At the beginning of the film Maggy Fuller falls asleep in the middle of a college lecture, earning her an earnest reproof from her school Principal. At home, her mother’s recriminations echo the stereotypical adult sentiments: Maggy seems generally out of kilter with responsibility, focus, and purpose in life. She sings (badly) in a teenage band, and gossip suggests that her position is due entirely to the generosity of her boyfriend, Jay. Her best friend, Kimmy (Thurman), is a bottle-blonde whose personality is as synthetic as her hair colour; Kimmy represents peer pressure at its worst: cheating for tests is not only acceptable, it is recommended; Kimmy ingratiates herself with the band by offering networking opportunities for the band members to earn a breakthrough. The tenacity and confidence of the band members are fragile: fellow students scoff and gossip about their competence and lack of talent.
The director depicts a dysfunctional family initially.  Maggy lives with her mother (Eichner) in a low-rise apartment block; her father walked out on the family when she was small and thus she has no male role models. Her mother is a waitress, leaving her alone regularly for night shifts at work.
There is a total lack of Hollywood gloss about this film. It was filmed in Utah, with the aid of the Utah Film Commission, and this may explain an intangible overlay of religious values that become explicit in some of the dialogue and implicit in the plotline of the film. The setting is small-town America, with the cosy plastic décor in the diner, and sycamore and plane trees lining leafy avenues covered in drifts of leaves in autumnal reds and oranges. Inexperienced actors deliver lines stiffly in parts, with precious pauses in the dialogue which destroy mood and slow down the pace of the action.
If one can overcome these flaws and limitations, all of which become visible in the first thirty minutes, the story develops a sincerity and conviction about old-fashioned values and a moral centre designed to offer young people a way forward to gain confidence and a sense of self, leading inevitably towards a purpose in life.
Worthington’s letters to strangers are inexplicably astute and appropriate for the recipient. Maggy receives her first letter when she is despondent and bowed down by criticism and an abiding sense of failure: ‘You are an example that inspires and uplifts’ and ‘You are not alone.’ Child-cancer-sufferer, Michael, receives a letter about ‘courage in adversity’. The uplifting sentiments are so affecting that Maggy determines to find the sender and her investigations lead her to re-uniting temporarily with her estranged father, in the hope that he knows the sender.

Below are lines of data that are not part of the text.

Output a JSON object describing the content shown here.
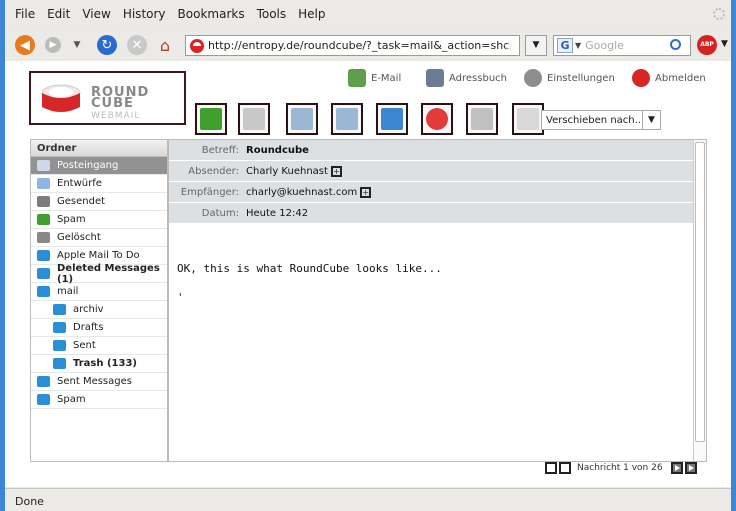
{
  "browser": {
    "menu": [
      {
        "label": "File"
      },
      {
        "label": "Edit"
      },
      {
        "label": "View"
      },
      {
        "label": "History"
      },
      {
        "label": "Bookmarks"
      },
      {
        "label": "Tools"
      },
      {
        "label": "Help"
      }
    ],
    "url": "http://entropy.de/roundcube/?_task=mail&_action=shc",
    "search_placeholder": "Google",
    "search_engine_letter": "G",
    "addon_badge": "ABP",
    "status_text": "Done"
  },
  "app": {
    "logo_line1": "ROUND",
    "logo_line2": "CUBE",
    "logo_line3": "WEBMAIL",
    "topnav": [
      {
        "label": "E-Mail",
        "icon": "email-icon"
      },
      {
        "label": "Adressbuch",
        "icon": "addressbook-icon"
      },
      {
        "label": "Einstellungen",
        "icon": "settings-icon"
      },
      {
        "label": "Abmelden",
        "icon": "logout-icon"
      }
    ],
    "toolbar": [
      {
        "name": "back-button",
        "icon": "arrow-left-icon",
        "color": "#3fa030"
      },
      {
        "name": "compose-button",
        "icon": "compose-icon",
        "color": "#c8c8c8"
      },
      {
        "name": "reply-button",
        "icon": "reply-icon",
        "color": "#9ab7d3"
      },
      {
        "name": "reply-all-button",
        "icon": "reply-all-icon",
        "color": "#9ab7d3"
      },
      {
        "name": "forward-button",
        "icon": "forward-icon",
        "color": "#3a86d1"
      },
      {
        "name": "delete-button",
        "icon": "delete-icon",
        "color": "#e23b3b"
      },
      {
        "name": "print-button",
        "icon": "print-icon",
        "color": "#c0c0c0"
      },
      {
        "name": "source-button",
        "icon": "source-icon",
        "color": "#d8d8d8"
      }
    ],
    "move_select": "Verschieben nach...",
    "folders_header": "Ordner",
    "folders": [
      {
        "label": "Posteingang",
        "selected": true,
        "bold": false,
        "sub": false,
        "color": "#cfd8e6"
      },
      {
        "label": "Entwürfe",
        "selected": false,
        "bold": false,
        "sub": false,
        "color": "#8fb6e3"
      },
      {
        "label": "Gesendet",
        "selected": false,
        "bold": false,
        "sub": false,
        "color": "#7c7c7c"
      },
      {
        "label": "Spam",
        "selected": false,
        "bold": false,
        "sub": false,
        "color": "#3fa030"
      },
      {
        "label": "Gelöscht",
        "selected": false,
        "bold": false,
        "sub": false,
        "color": "#888888"
      },
      {
        "label": "Apple Mail To Do",
        "selected": false,
        "bold": false,
        "sub": false,
        "color": "#2b8fd7"
      },
      {
        "label": "Deleted Messages (1)",
        "selected": false,
        "bold": true,
        "sub": false,
        "color": "#2b8fd7"
      },
      {
        "label": "mail",
        "selected": false,
        "bold": false,
        "sub": false,
        "color": "#2b8fd7"
      },
      {
        "label": "archiv",
        "selected": false,
        "bold": false,
        "sub": true,
        "color": "#2b8fd7"
      },
      {
        "label": "Drafts",
        "selected": false,
        "bold": false,
        "sub": true,
        "color": "#2b8fd7"
      },
      {
        "label": "Sent",
        "selected": false,
        "bold": false,
        "sub": true,
        "color": "#2b8fd7"
      },
      {
        "label": "Trash (133)",
        "selected": false,
        "bold": true,
        "sub": true,
        "color": "#2b8fd7"
      },
      {
        "label": "Sent Messages",
        "selected": false,
        "bold": false,
        "sub": false,
        "color": "#2b8fd7"
      },
      {
        "label": "Spam",
        "selected": false,
        "bold": false,
        "sub": false,
        "color": "#2b8fd7"
      }
    ],
    "headers": {
      "subject_key": "Betreff:",
      "subject_val": "Roundcube",
      "from_key": "Absender:",
      "from_val": "Charly Kuehnast",
      "to_key": "Empfänger:",
      "to_val": "charly@kuehnast.com",
      "date_key": "Datum:",
      "date_val": "Heute 12:42"
    },
    "body_line1": "OK, this is what RoundCube looks like...",
    "body_line2": "'",
    "pager_text": "Nachricht 1 von 26"
  }
}
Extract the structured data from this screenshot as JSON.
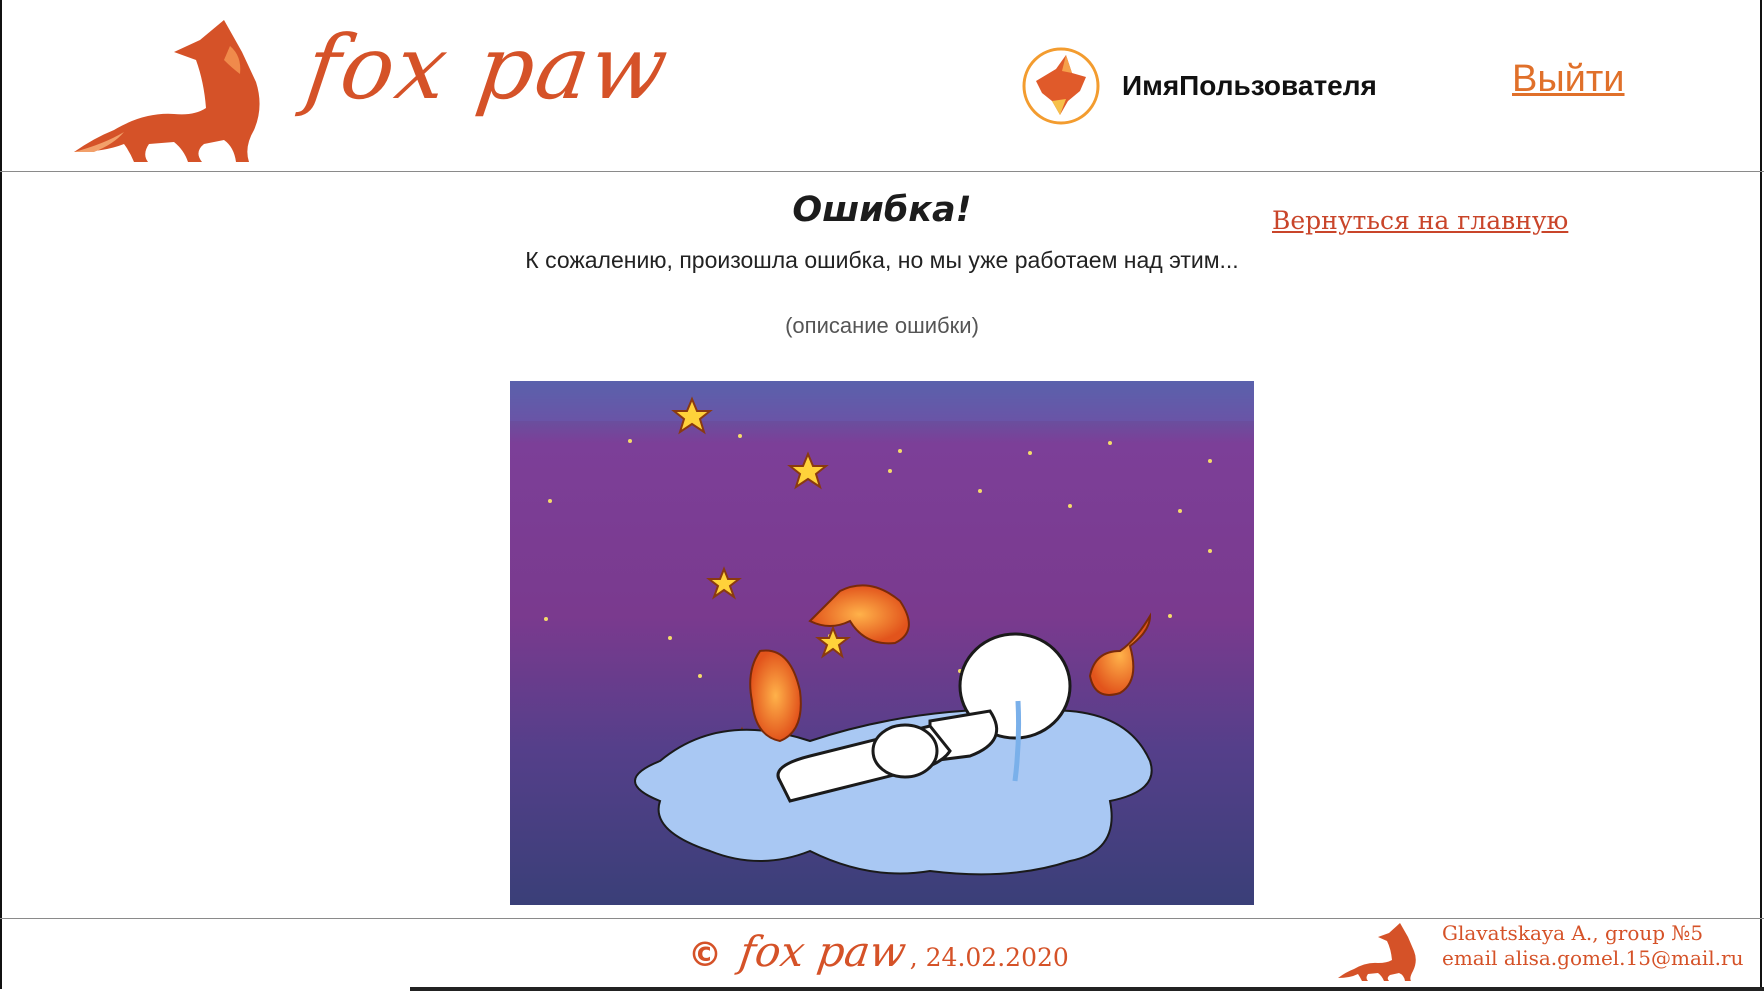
{
  "header": {
    "brand_name": "fox paw",
    "username": "ИмяПользователя",
    "logout_label": "Выйти"
  },
  "main": {
    "title": "Ошибка!",
    "message": "К сожалению, произошла ошибка, но мы уже работаем над этим...",
    "description": "(описание ошибки)",
    "back_link": "Вернуться на главную"
  },
  "footer": {
    "copyright_symbol": "©",
    "brand_name": "fox paw",
    "date": ", 24.02.2020",
    "author": "Glavatskaya A., group №5",
    "email": "email  alisa.gomel.15@mail.ru"
  },
  "colors": {
    "brand": "#d55228",
    "link": "#c9452a",
    "logout": "#e0702a",
    "sky_top": "#7a3fa0",
    "sky_bottom": "#3e3d7a",
    "puddle": "#a8c8f2"
  },
  "icons": {
    "logo": "fox-logo-icon",
    "avatar": "fox-avatar-icon",
    "footer_logo": "fox-small-icon",
    "copyright": "copyright-icon"
  }
}
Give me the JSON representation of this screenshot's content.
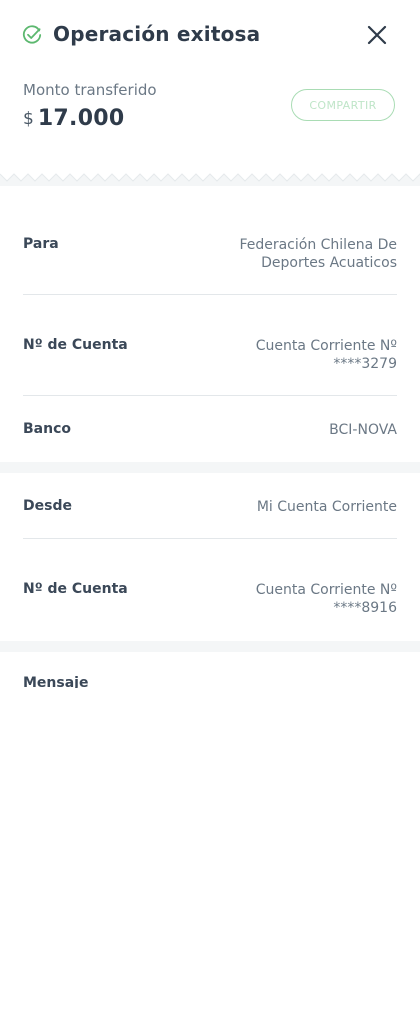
{
  "header": {
    "title": "Operación exitosa",
    "status_icon": "check-circle-icon",
    "close_icon": "close-icon"
  },
  "transfer": {
    "amount_label": "Monto transferido",
    "currency": "$",
    "amount": "17.000",
    "share_label": "COMPARTIR"
  },
  "recipient": {
    "rows": [
      {
        "label": "Para",
        "value_line1": "Federación Chilena De",
        "value_line2": "Deportes Acuaticos"
      },
      {
        "label": "Nº de Cuenta",
        "value_line1": "Cuenta Corriente Nº",
        "value_line2": "****3279"
      },
      {
        "label": "Banco",
        "value_line1": "BCI-NOVA",
        "value_line2": ""
      }
    ]
  },
  "origin": {
    "rows": [
      {
        "label": "Desde",
        "value_line1": "Mi Cuenta Corriente",
        "value_line2": ""
      },
      {
        "label": "Nº de Cuenta",
        "value_line1": "Cuenta Corriente Nº",
        "value_line2": "****8916"
      }
    ]
  },
  "message": {
    "label": "Mensaje"
  },
  "colors": {
    "success_green": "#5cb86f",
    "text_dark": "#2f3b4a",
    "text_muted": "#6b7885",
    "separator_band": "#f4f6f7"
  }
}
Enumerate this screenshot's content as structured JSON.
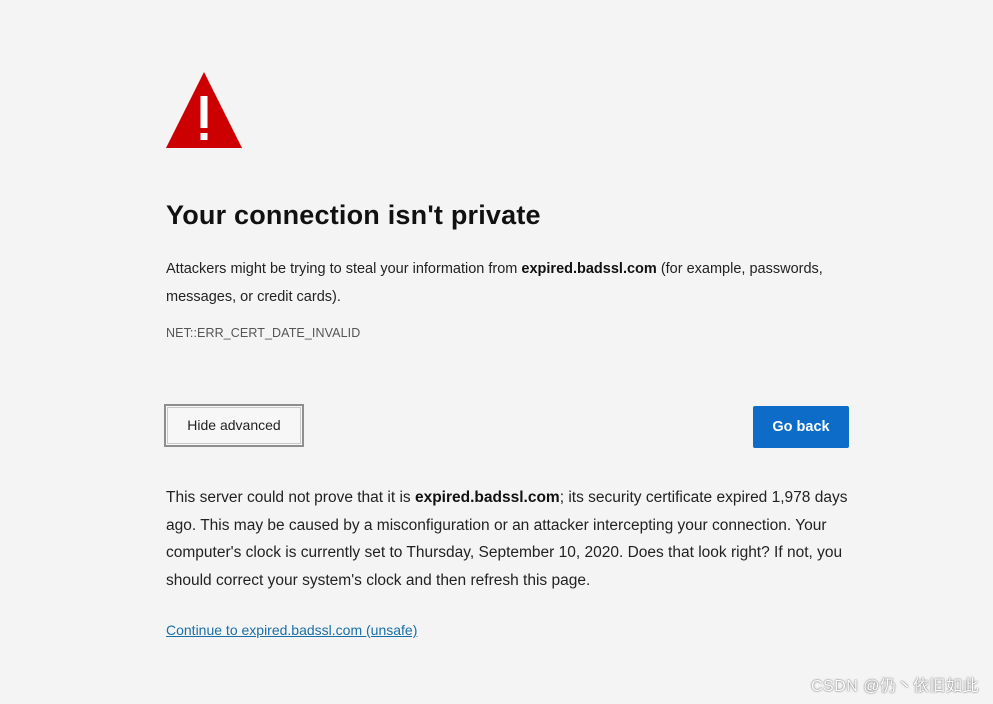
{
  "warning": {
    "icon": "warning-triangle-icon",
    "color": "#cc0000"
  },
  "title": "Your connection isn't private",
  "intro": {
    "before": "Attackers might be trying to steal your information from ",
    "host": "expired.badssl.com",
    "after": " (for example, passwords, messages, or credit cards)."
  },
  "error_code": "NET::ERR_CERT_DATE_INVALID",
  "buttons": {
    "hide_advanced": "Hide advanced",
    "go_back": "Go back",
    "go_back_color": "#0c6cc7"
  },
  "details": {
    "before": "This server could not prove that it is ",
    "host": "expired.badssl.com",
    "after": "; its security certificate expired 1,978 days ago. This may be caused by a misconfiguration or an attacker intercepting your connection. Your computer's clock is currently set to Thursday, September 10, 2020. Does that look right? If not, you should correct your system's clock and then refresh this page."
  },
  "continue_link": "Continue to expired.badssl.com (unsafe)",
  "watermark": "CSDN @仍丶依旧如此"
}
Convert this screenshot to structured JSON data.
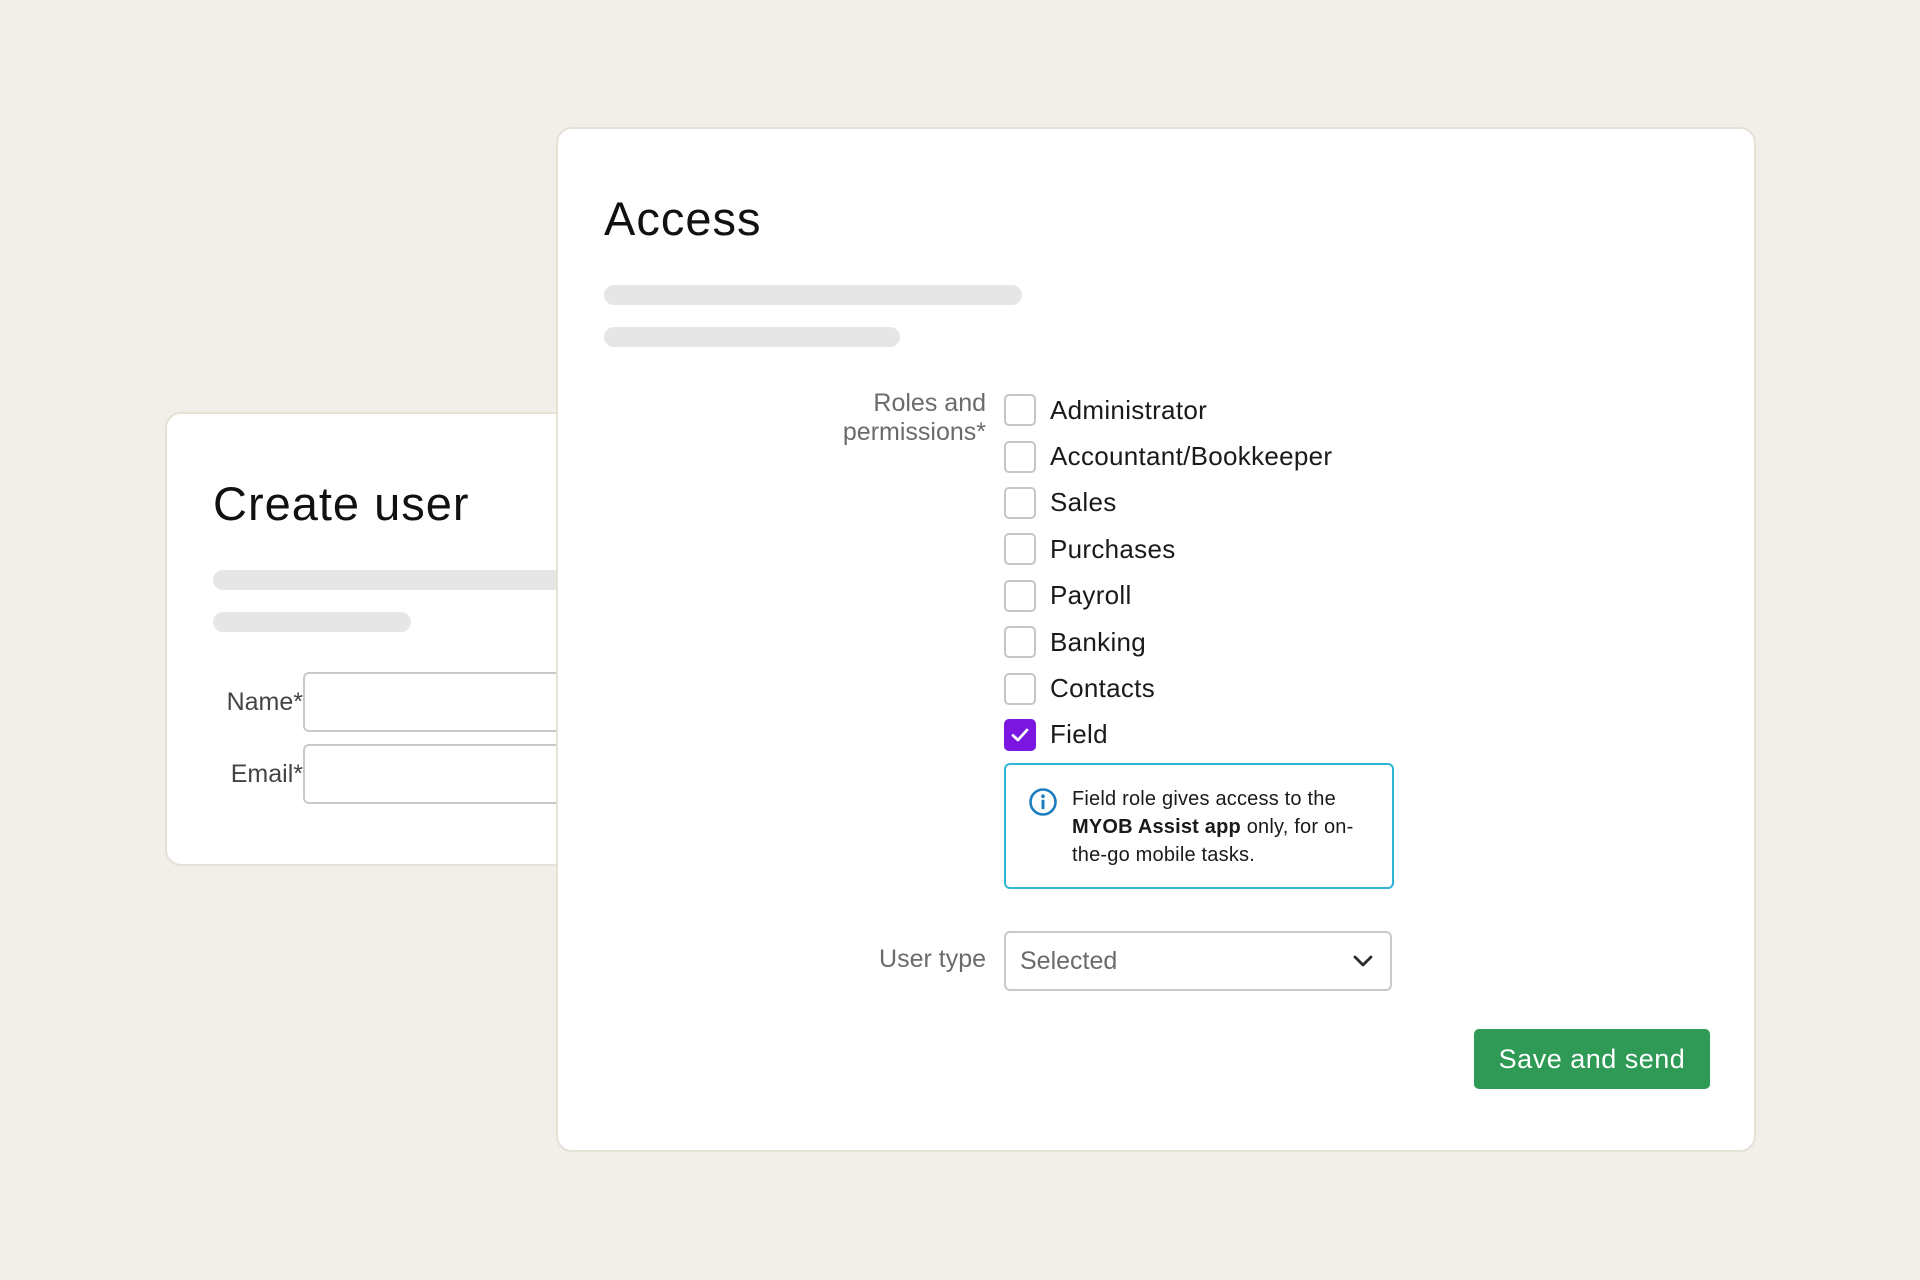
{
  "create_user": {
    "title": "Create user",
    "name_label": "Name*",
    "name_value": "",
    "email_label": "Email*",
    "email_value": ""
  },
  "access": {
    "title": "Access",
    "roles_label": "Roles and permissions*",
    "roles": [
      {
        "label": "Administrator",
        "checked": false
      },
      {
        "label": "Accountant/Bookkeeper",
        "checked": false
      },
      {
        "label": "Sales",
        "checked": false
      },
      {
        "label": "Purchases",
        "checked": false
      },
      {
        "label": "Payroll",
        "checked": false
      },
      {
        "label": "Banking",
        "checked": false
      },
      {
        "label": "Contacts",
        "checked": false
      },
      {
        "label": "Field",
        "checked": true
      }
    ],
    "info": {
      "icon": "info-icon",
      "text_before": "Field role gives access to the ",
      "text_bold": "MYOB Assist app",
      "text_after": " only, for on-the-go mobile tasks."
    },
    "user_type_label": "User type",
    "user_type_value": "Selected",
    "save_label": "Save and send"
  },
  "colors": {
    "background": "#f1efea",
    "checkbox_checked": "#7a16e0",
    "info_border": "#2fb5d6",
    "info_icon": "#1c7ec0",
    "primary_button": "#2e9a55"
  }
}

‘The voice is the most beautiful instrument of all,’ avers Sam, whose real name is Stanley. This passing judgement acquires significance at the very end of the film. Sam’s ‘voice’ is expressed through his letters: he wrote 10 letters of encouragement one morning and takes Maggy on a circuit to find people who display signs of need. ‘I felt one of them was for her,’ he tells Maggy, who asks him what prompted him to deliver the first one to a young mother pushing a pram in the park.
Once the viewer is emotionally involved in Maggy’s destiny, the writer-director shamelessly tugs at the heartstrings, as slowly Maggy’s life unravels. Violins trill relentlessly in the background and, at one point, lugubrious choral work contributes towards an outburst of tears. There is no subtlety about the director’s approach here; but the homily is far more palatable than a parable from the pulpit.